Record Labels, Music Publishers, Artists

Confetti Records & Others -v- Warner Music UK Ltd
This UK case involved the purported licence of a sample of the track Burnin by the claimants to the defendants. The first claimant (Confetti) had been negotiating with the defendants about use of the track and had issued a ‘subject to contract’ deal memorandum which both parties signed. The first claimant then issued an invoice to the defendant and sent a recording of the track. Mr Justice Lewison held that ‘subject to contract’ had the same meaning in the music industry as other businesses and the document was not binding as such. It was for the defendant to prove otherwise.
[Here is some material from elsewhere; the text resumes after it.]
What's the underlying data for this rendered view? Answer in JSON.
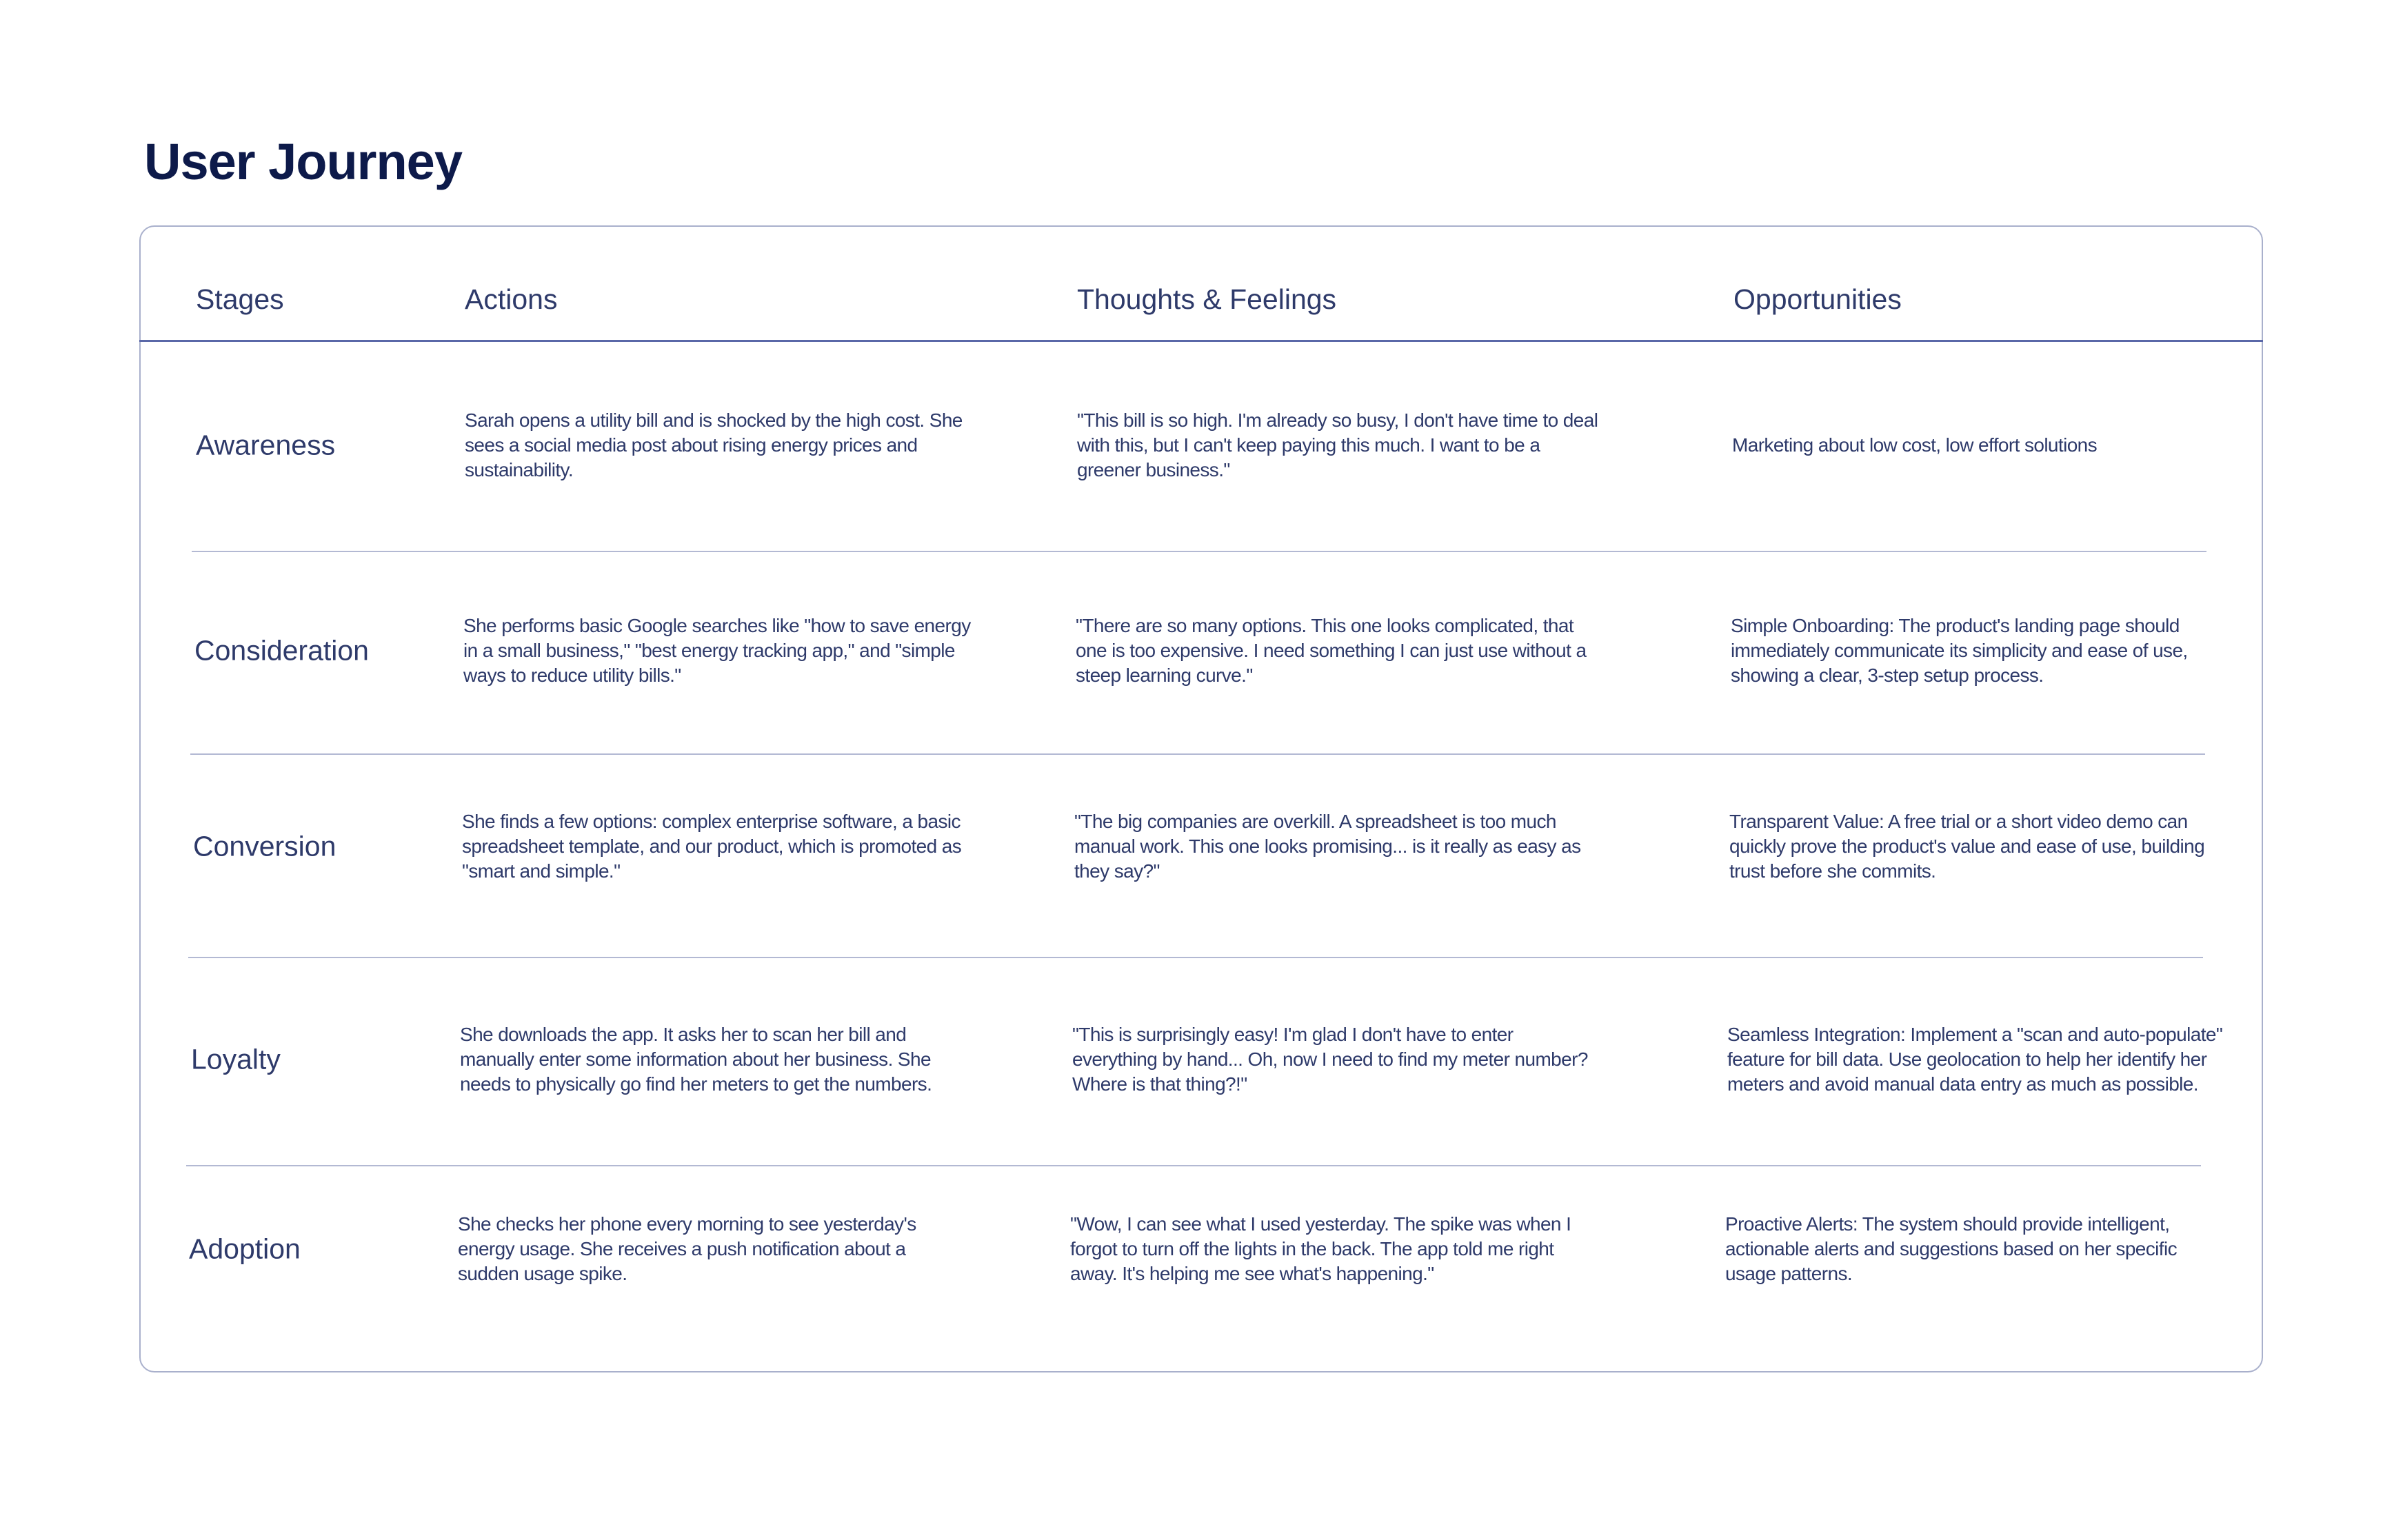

As the defendant had failed to do this, the deal memorandum was not binding.
But Mr Justice Lewison went on to decide that the subsequent sending of an invoice with the track constituted an offer which was subsequently accepted by the defendant’s conduct in making use of the track and hence a contract had come into existence so there could be no copyright infringement as permission to use was granted.
The third claimant, Andrew Alcee, brought a claim under Section 80 of the Copyright Designs and Patents Act 1988on the grounds that the defendants use of the sample had been derogatory as violent and drug related references had been added to the sample, distorting it and prejudicing the third claimant. Lewison J held that in effect rap, though a form of English, was a foreign language and expert evidence would be needed on phrases such as ‘mish mish man’ and ‘shizzle my nizzle’ before any decision on derogatory treatment could be found. He also added that it would be unlikely that an expert drug dealer would be called as a witness in the Chancery Division.